EESSI / filesystem-layer

Filesystem layer of the EESSI project
https://eessi.github.io/docs/filesystem_layer
GNU General Public License v2.0
6 stars 16 forks source link

cleanup of tarball bucket to fix automated ingestion #185

Open bedroge opened 4 months ago

bedroge commented 4 months ago

We recently seem to have hit some kind of limit with the bucket: the automated ingestion would only pick up the first 500 tarballs it would find in the S3 bucket, meaning that new skylake tarballs would not be found (as they are picked up alphabetically, and skylake is at the bottom of the list). We can probably work around it by doing some kind of pagination, and we were considering reimplementing this workflow anyway, but for now I've done a quick workaround by setting up a new bucket (software.eessi.io-archive), syncing all files from the existing to the archive bucket, and removing them from the existing one.

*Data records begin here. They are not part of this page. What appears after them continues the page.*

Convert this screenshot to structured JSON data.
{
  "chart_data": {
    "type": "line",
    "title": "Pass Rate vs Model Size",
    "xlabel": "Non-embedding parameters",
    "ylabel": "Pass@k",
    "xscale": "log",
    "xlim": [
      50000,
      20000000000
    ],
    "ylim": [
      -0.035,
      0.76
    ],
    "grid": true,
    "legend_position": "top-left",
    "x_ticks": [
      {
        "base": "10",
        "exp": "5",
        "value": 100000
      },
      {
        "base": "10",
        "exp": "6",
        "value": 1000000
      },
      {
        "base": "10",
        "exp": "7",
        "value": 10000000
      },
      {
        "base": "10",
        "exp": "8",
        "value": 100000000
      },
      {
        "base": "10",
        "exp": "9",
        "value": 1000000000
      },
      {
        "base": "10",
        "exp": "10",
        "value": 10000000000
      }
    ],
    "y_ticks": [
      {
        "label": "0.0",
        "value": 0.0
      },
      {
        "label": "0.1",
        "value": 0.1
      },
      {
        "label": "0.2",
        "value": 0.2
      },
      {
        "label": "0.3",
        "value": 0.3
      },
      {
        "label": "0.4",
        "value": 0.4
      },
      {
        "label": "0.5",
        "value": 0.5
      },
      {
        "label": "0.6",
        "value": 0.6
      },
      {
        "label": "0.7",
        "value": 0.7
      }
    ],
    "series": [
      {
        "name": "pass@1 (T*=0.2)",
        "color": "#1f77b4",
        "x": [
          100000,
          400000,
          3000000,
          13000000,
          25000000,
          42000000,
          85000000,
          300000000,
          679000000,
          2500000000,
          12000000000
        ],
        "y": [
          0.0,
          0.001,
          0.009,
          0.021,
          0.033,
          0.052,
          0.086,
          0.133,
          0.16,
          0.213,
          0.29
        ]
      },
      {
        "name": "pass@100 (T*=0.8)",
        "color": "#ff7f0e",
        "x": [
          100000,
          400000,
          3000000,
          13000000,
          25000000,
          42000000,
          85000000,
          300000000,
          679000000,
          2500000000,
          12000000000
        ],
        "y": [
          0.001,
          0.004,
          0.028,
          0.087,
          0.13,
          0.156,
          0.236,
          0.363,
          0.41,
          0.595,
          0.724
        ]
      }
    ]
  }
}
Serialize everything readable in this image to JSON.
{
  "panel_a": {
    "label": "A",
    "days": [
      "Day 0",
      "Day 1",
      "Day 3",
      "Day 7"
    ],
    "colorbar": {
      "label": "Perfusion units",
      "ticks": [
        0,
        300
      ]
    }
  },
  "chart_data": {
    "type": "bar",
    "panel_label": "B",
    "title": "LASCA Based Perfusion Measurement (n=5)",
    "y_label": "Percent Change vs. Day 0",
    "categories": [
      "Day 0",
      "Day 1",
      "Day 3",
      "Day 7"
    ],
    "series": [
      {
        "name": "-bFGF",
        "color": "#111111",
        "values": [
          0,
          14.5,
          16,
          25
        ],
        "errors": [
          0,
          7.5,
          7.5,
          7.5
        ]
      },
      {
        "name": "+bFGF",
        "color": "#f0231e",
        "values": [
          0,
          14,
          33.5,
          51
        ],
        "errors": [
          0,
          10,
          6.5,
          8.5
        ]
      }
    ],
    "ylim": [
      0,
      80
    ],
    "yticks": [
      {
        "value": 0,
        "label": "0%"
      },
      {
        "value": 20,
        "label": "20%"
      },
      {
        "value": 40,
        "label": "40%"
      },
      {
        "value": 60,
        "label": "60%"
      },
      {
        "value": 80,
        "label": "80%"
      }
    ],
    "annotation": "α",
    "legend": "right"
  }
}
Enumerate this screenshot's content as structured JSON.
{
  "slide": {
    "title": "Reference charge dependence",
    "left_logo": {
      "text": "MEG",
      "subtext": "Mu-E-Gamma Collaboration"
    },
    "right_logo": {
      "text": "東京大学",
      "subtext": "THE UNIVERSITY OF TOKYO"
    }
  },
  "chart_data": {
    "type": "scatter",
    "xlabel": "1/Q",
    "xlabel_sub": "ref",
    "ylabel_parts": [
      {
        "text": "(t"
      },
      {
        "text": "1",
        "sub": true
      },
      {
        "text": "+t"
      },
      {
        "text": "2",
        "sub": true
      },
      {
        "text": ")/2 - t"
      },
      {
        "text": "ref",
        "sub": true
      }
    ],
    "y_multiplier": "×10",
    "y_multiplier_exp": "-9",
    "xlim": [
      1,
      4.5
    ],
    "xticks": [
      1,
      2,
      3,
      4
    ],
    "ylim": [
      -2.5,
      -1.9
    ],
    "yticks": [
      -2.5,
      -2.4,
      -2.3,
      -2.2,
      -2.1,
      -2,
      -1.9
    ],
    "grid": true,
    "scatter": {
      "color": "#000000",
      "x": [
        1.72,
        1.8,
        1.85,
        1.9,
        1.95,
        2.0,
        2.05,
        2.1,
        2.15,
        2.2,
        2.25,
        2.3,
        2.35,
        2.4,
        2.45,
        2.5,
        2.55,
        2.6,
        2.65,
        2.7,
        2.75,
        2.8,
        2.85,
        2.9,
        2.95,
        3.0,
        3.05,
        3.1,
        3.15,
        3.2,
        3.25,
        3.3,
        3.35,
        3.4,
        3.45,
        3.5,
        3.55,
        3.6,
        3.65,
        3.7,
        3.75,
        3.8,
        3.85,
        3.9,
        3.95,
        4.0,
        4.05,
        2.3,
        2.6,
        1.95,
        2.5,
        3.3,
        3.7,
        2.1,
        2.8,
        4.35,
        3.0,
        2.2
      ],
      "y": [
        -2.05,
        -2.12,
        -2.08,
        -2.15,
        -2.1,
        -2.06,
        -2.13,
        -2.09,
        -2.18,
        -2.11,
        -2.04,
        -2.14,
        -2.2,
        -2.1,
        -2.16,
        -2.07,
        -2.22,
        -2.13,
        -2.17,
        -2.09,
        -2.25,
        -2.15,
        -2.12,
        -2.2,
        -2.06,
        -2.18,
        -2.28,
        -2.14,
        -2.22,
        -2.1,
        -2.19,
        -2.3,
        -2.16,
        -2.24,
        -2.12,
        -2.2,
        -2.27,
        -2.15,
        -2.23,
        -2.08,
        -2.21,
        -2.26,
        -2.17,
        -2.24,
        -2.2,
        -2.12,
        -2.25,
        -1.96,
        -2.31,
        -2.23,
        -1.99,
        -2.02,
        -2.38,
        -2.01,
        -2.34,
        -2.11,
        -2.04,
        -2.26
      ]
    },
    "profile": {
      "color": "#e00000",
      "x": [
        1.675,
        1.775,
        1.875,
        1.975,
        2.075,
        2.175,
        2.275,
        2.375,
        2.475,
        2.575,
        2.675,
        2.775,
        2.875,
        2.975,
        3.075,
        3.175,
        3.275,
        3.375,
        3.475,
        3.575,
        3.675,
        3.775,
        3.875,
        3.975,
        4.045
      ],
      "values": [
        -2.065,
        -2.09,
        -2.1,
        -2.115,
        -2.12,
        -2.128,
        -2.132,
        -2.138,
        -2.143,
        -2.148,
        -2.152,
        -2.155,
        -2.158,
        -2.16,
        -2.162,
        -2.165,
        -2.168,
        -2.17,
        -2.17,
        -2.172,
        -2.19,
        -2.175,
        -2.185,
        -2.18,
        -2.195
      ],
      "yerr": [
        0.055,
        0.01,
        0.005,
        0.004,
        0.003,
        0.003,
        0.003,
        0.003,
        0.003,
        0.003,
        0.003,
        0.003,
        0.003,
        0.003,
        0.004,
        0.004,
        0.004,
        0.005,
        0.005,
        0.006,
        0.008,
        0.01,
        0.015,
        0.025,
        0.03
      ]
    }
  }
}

We can do that more often by running the following:

export AWS_SECRET_ACCESS_KEY=XXX AWS_ACCESS_KEY_ID=YYY
aws s3 sync s3://software.eessi.io-2023.06 s3://software.eessi.io-archive
aws s3 rm  s3://software.eessi.io-2023.06 --recursive

This should only be run if there are no open PRs in the staging repo and if no tarballs were just uploaded to the bucket (i.e. no open PRs with bot: deploy label), otherwise they will be lost.

bedroge commented 2 months ago

As the number of tarballs was getting quite large again, I've just run this cleanup operation again.